Bitcoin Whipsaw Triggers Rare Split Liquidation Across Bulls and Bears

Crypto markets delivered another sharp reminder of the dangers of leverage over the past 24 hours, as violent price swings triggered more than $625 million in forced liquidations and punished traders on both sides of the market.

According to CoinGlass, roughly 150,000 traders were pushed out of positions, with liquidations split nearly evenly between longs and shorts. About $306 million in bullish bets were wiped out, while approximately $319 million in short positions were liquidated — a rare balance that highlighted how abruptly prices reversed during the session.

The largest single liquidation occurred on Hyperliquid, where a $40.22 million ETH-USD position was forcibly closed. Hyperliquid also accounted for the biggest share of overall liquidations, with around $220.8 million erased on the platform. More than 72% of that total came from short positions, suggesting traders there were leaning heavily toward downside just as prices turned higher.

Major centralized exchanges also saw heavy activity. Binance recorded about $120.8 million in liquidations, largely skewed toward long positions, while Bybit posted close to $95 million, with longs again slightly outweighing shorts.

The liquidation wave coincided with sharp intraday swings in bitcoin, which briefly fell below $88,000 before rebounding toward the $90,000 level.
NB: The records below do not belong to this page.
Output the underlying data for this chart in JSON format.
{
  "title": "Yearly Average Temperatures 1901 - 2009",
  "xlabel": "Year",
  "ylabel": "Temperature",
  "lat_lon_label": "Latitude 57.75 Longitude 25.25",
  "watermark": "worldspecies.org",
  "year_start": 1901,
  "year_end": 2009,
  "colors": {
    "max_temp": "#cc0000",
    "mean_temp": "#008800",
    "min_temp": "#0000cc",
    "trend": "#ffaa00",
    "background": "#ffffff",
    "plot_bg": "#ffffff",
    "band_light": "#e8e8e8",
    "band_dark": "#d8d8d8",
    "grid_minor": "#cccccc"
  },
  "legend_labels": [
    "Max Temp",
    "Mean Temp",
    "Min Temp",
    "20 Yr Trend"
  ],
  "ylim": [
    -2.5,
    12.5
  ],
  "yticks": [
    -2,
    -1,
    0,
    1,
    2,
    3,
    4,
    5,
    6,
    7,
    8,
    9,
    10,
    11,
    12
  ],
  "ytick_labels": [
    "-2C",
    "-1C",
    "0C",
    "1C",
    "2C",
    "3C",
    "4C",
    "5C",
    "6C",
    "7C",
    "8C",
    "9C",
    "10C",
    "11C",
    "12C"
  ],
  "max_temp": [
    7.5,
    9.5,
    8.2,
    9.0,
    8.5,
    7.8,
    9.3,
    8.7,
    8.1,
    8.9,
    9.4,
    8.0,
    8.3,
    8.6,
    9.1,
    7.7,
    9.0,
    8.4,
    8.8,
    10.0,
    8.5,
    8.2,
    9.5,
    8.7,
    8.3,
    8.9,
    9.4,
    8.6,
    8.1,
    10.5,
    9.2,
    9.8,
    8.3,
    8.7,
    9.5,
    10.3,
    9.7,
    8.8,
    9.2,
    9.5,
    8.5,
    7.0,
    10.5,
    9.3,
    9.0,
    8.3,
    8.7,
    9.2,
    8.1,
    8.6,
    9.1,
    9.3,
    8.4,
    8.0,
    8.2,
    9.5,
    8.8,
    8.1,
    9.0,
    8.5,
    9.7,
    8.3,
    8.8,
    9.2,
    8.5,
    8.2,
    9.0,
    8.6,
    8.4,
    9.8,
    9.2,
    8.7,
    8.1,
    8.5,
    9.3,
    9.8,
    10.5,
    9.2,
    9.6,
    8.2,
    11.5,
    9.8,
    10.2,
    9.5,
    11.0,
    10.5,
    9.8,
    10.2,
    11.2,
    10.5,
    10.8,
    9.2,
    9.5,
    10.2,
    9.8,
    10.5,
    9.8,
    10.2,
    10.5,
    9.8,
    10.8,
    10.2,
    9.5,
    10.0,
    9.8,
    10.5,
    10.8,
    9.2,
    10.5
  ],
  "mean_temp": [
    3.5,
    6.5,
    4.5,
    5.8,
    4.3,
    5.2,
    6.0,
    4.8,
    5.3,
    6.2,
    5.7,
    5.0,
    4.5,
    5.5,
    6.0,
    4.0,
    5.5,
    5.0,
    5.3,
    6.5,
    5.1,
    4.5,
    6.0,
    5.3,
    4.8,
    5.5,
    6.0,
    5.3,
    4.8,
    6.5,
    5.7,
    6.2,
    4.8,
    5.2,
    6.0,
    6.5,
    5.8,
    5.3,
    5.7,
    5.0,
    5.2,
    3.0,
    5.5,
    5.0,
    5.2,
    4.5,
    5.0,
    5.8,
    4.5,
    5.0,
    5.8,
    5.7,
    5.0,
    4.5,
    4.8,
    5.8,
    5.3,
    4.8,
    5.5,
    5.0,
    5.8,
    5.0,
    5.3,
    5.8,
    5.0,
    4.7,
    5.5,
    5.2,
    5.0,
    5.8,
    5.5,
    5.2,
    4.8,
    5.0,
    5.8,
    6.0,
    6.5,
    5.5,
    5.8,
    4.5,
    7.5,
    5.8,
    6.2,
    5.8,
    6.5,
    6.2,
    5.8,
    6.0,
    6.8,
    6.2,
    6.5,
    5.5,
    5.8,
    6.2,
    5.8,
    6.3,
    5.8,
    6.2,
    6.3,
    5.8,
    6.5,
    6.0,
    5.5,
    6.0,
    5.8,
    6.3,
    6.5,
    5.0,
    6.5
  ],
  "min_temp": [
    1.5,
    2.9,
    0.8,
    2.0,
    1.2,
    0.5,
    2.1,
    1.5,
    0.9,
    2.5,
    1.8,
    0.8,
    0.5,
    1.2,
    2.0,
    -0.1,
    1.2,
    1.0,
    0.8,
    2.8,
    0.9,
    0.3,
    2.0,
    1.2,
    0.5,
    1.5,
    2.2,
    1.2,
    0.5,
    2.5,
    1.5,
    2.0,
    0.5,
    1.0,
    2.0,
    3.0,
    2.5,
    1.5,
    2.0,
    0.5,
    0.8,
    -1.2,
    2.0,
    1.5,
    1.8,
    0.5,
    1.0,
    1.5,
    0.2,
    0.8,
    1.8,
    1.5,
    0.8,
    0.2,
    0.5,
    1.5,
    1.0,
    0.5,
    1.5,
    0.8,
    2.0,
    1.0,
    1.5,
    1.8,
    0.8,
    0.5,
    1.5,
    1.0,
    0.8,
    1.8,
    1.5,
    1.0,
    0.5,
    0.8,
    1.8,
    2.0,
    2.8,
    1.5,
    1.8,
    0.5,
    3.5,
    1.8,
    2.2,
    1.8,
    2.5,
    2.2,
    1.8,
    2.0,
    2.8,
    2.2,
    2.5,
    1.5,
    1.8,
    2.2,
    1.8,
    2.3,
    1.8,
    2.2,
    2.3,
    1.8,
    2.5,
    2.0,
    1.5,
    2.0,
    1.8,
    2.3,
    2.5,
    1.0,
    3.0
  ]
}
Those moves unfolded amid heightened macro uncertainty, driven by shifting expectations around U.S. trade policy, ongoing volatility in bond markets, and investor reaction to comments from U.S. President Donald Trump during his appearance at the World Economic Forum in Davos.

For leveraged traders, the sequence proved punishing. Early downside momentum triggered long liquidations that accelerated the decline. As prices quickly snapped back, short positions were caught offside, sparking a second wave of forced closures in the opposite direction. The result was a textbook whipsaw that left both bulls and bears nursing losses.

Two-way liquidation events like this typically emerge when markets are caught between competing narratives, with no clear trend and little room for error. In this case, fast-moving macro headlines drove rapid shifts in sentiment, while leverage amplified each move.

Looking ahead, traders will be watching whether volatility subsides or continues to flare. Until a clearer directional signal emerges, the latest liquidation episode suggests caution — rather than aggressive leverage — may be the more prudent approach.